Music Reviews

The Feud

Language Is Technology

Insidious Plot Audio

Sometimes it seems as if everything is in its “post” phase. Our critical theory is postmodern, our economy is post-industrial, our intellectuals are poststructuralist and now our musicians have even carved out a little niche called post-rock. Post-rock attempts to conflate everything that has preceded it under the premise that all music (and some other stuff besides) is interdependent and one genre is as good as another, so why not start out by playing some ska, throw in a few jazz-inspired chord changes, dive into some heavy metal riffs and then close with an ironic homage to ’80s New Wave, all while tossing aside any regard for musical convention, such as 4/4 time signatures and the industry standard three-minute running time. The less familiar it is, the better. And, like its “post” counterparts, post-rock can result in works of sheer genius at best, or at worst, a sprawling, incoherent mess.

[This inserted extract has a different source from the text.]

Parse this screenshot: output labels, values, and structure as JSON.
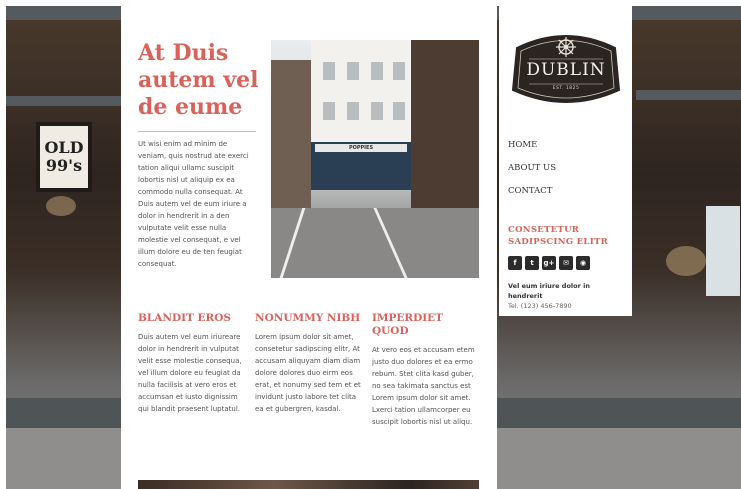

Into this artistic melee, enter The Feud with their second album Language Is Technology. The first full-length, The Feud vs. Yr Universe, was by all accounts well received and raised not a few eyebrows outside of the quintet-plus-The Gooch’s native New York City, where they had already established themselves as favorites among the local scene. Of course, now you’re waiting for me to pronounce LIT a work of sheer genius or a sprawling incoherent mess… but we’ll attend to that in due time.

“N’finite Rug” kicks off the album with what could pass for a Guided By Voices song sans vocals, suddenly leaping into a convulsive, repetitive jam around the two-minute mark, then moving into what amounts to a soundtrack for a David Lynch film, culminating in an instrumental No Doubt B-side. As abruptly as moving from fifth gear into reverse, The Feud dives into the raucous, almost barbaric union of klezmer, punk and a hard rock version of a 1970s television cop drama theme song on “Tidy Sum (a Brilliant Idea for a),” the following track. Right up to “There Is No Sleep/Desized,” the psychedelic surf rock closer, the whole of LIT continues in this fashion. To borrow from an expression I used to hear about the weather in Virginia’s Shenandoah Valley: if you don’t like a song by The Feud, wait thirty seconds for it to change. Though I do feel sorry for the first-time listener who pops in his brand new copy of LIT and spends the next 48 minutes waiting for the vocals.

To be quite honest, I can envision Language Is Technology in a host of different CD collections except my own. I have little doubt that The Feud’s style stems from a great deal of talent and humor, and that scads of people will warm to the qualities I’ve just mentioned; but I find myself in the small minority that remains unmoved by the music. This furious, schizophrenic exercise in genre-hopping, time-bending jam sessions proves that, more than language is technology, music is in fact several forms of language, and The Feud is undeniably polyglot. Maybe my personal lack of enthusiasm means that I’m not working from the right piece of the post-rock Rosetta Stone.